Community leaders and elected officials inaugurated the Fairmount Indigo Planning Initiative at the Strand Theatre on Tuesday afternoon. The two-year program will call on economic development groups, city and state agencies, and some of the 160,000 residents living along the commuter rail line from Readville to South Station to encourage the growth of local businesses and the development of additional housing opportunities along the 9.2 mile-long corridor.
The $380,000 effort, funded by the Boston Redevelopment Authority and grants from the Garfield Foundation and the Boston Foundation, will push on as work continues on three of four new stations the MBTA plans to add to the line.
At the launch, Mayor Thomas Menino said he had high hopes for the redesigned line and highlighted the economic opportunities improved mass transit could provide for residents living near the tracks.
“This is about more than just extending and redesigning a line,” Menino said. “This is about building neighborhoods and reducing the unemployment line by connecting communities to economic opportunities, jobs, transit, and housing.”
District 4 City Councillor Charles Yancey said he welcomed the city’s efforts to capture local feedback and said he hoped the finished project will reflect the needs of the community.
“It’s very significant … to have legitimacy among the community,” Yancey said. “It has to have the community involved in the process from start to finish.”

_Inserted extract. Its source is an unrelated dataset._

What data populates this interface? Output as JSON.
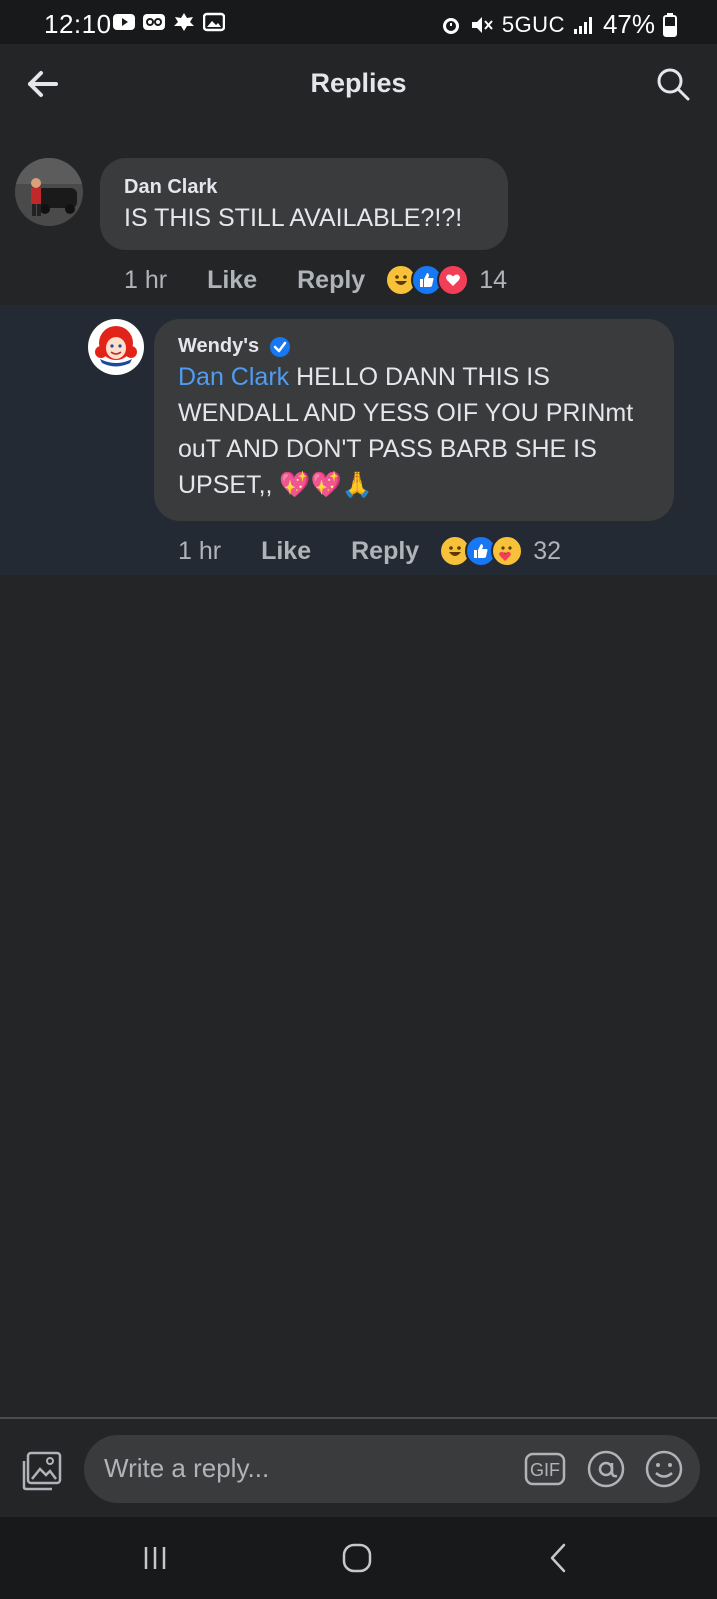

State Rep. Carlos Henriquez said that for the effort to have a lasting economic impact, the MBTA needs to hold up a previous agreement to ensure ticket costs do not price out those most in need of a ride. He cited a “pledge to keep fares on par with Orange and Red Line fares,” and added, “I hope they honor that pledge.”
The two-step planning process will initially poll residents to help determine a visual character for the corridor and identify economic and business development goals, followed by business and job creation efforts targeted to specific stations and intersections along the line, which crosses five of Boston’s Department of Neighborhood Development’s Main Streets business districts.
The process will be guided by a corridor-wide advisory board that the city is still working to form. Nomination papers are available online at fairmountindigoplanning.org.